The settings are the timeworn, colour-skewed reproductions of eighteenth and nineteenth century Romantic paintings with their dramatic cloudscapes, nostalgic pastoralism and suggestions of intimacy, a canon of familiar images ejected from their place above the mantelpiece or beside the bed to gather dust and disfiguring light in the $10 bin of the op shop or garage sale.

Into these, jeweller Elfi Spiewack embeds set gems, slivered bone and polished stone, using the materials and techniques of fine jewellery to add a startling vitality, disrupting assumptions of medium, value and aesthetic norms.

The choice of materials is subtle, dictated by the mood, colour and narrative of the imagery, while violating the norms of both art and jewellery. If the value of art is determined by the reputation of the artist, and the value of jewellery is dictated by the materials used, here the ‘art’, discoloured and discarded, is pierced with precious metals and the natural beauty of agate, jasper, basalt and shell, set according to the highest standards of the jeweller’s craft.

Accompanying these framed works, are pendants of large slices of raw stone, polished to expose the extraordinary beauty of pattern and colour redolent of the landscape from which they came and in which they can be worn again.

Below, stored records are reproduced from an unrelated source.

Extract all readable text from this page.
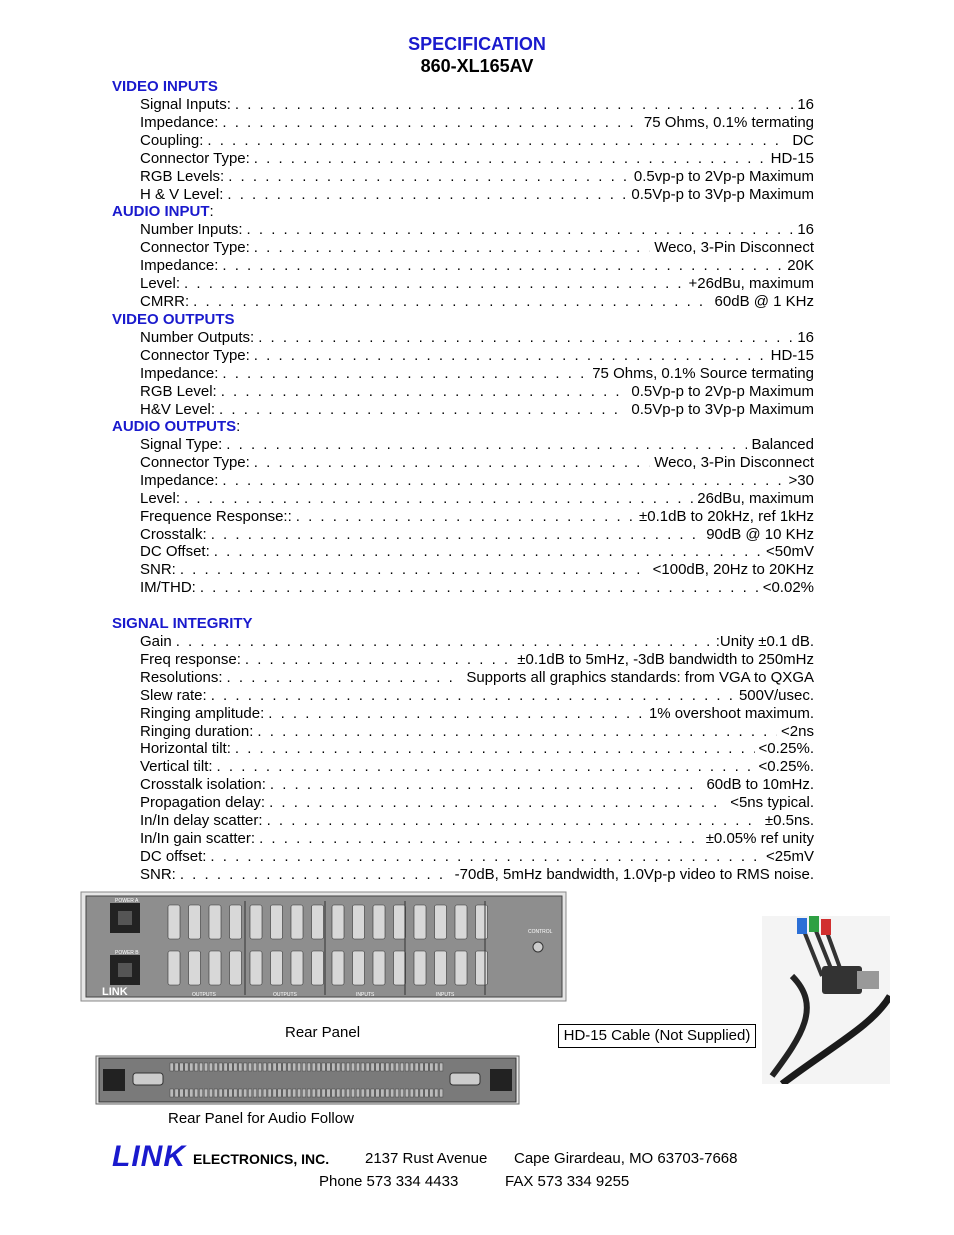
SPECIFICATION
860-XL165AV
VIDEO INPUTS
Signal Inputs: . . .	16
Impedance: . . .	75 Ohms, 0.1% termating
Coupling: . . .	DC
Connector Type: . . .	HD-15
RGB Levels: . . .	0.5vp-p to 2Vp-p Maximum
H & V Level: . . .	0.5Vp-p to 3Vp-p Maximum
AUDIO INPUT:
Number Inputs: . . .	16
Connector Type: . . .	Weco, 3-Pin Disconnect
Impedance: . . .	20K
Level: . . .	+26dBu, maximum
CMRR: . . .	60dB @ 1 KHz
VIDEO OUTPUTS
Number Outputs: . . .	16
Connector Type: . . .	HD-15
Impedance: . . .	75 Ohms, 0.1% Source termating
RGB Level: . . .	0.5Vp-p to 2Vp-p Maximum
H&V Level: . . .	0.5Vp-p to 3Vp-p Maximum
AUDIO OUTPUTS:
Signal Type: . . .	Balanced
Connector Type: . . .	Weco, 3-Pin Disconnect
Impedance: . . .	>30
Level: . . .	26dBu, maximum
Frequence Response:: . . .	±0.1dB to 20kHz, ref 1kHz
Crosstalk: . . .	90dB @ 10 KHz
DC Offset: . . .	<50mV
SNR: . . .	<100dB, 20Hz to 20KHz
IM/THD: . . .	<0.02%
SIGNAL INTEGRITY
Gain . . .	:Unity ±0.1 dB.
Freq response: . . .	±0.1dB to 5mHz, -3dB bandwidth to 250mHz
Resolutions: . . .	Supports all graphics standards: from VGA to QXGA
Slew rate: . . .	500V/usec.
Ringing amplitude: . . .	1% overshoot maximum.
Ringing duration: . . .	<2ns
Horizontal tilt: . . .	<0.25%.
Vertical tilt: . . .	<0.25%.
Crosstalk isolation: . . .	60dB to 10mHz.
Propagation delay: . . .	<5ns typical.
In/In delay scatter: . . .	±0.5ns.
In/In gain scatter: . . .	±0.05% ref unity
DC offset: . . .	<25mV
SNR: . . .	-70dB, 5mHz bandwidth, 1.0Vp-p video to RMS noise.
POWER A
POWER B
LINK	OUTPUTS	OUTPUTS	INPUTS	INPUTS
CONTROL
Rear Panel
Rear Panel for Audio Follow
HD-15 Cable (Not Supplied)
LINK ELECTRONICS, INC. 2137 Rust Avenue Cape Girardeau, MO 63703-7668
Phone 573 334 4433	FAX 573 334 9255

Spiewack has been this way before. In her Osseous series of 2015, she integrated animal bones and synthetic hair into wearable jewellery. In Splendour Moot, Adornment Re-Framed (2017-now), she adorned portraits from the Baroque and Victorian periods with finely crafted brooches and necklaces.
But the paradoxes of this exhibition also evoke the everyday strangenesses of Covid times when, as she says, the old story was disturbed, nothing made sense: “It was a new reality.”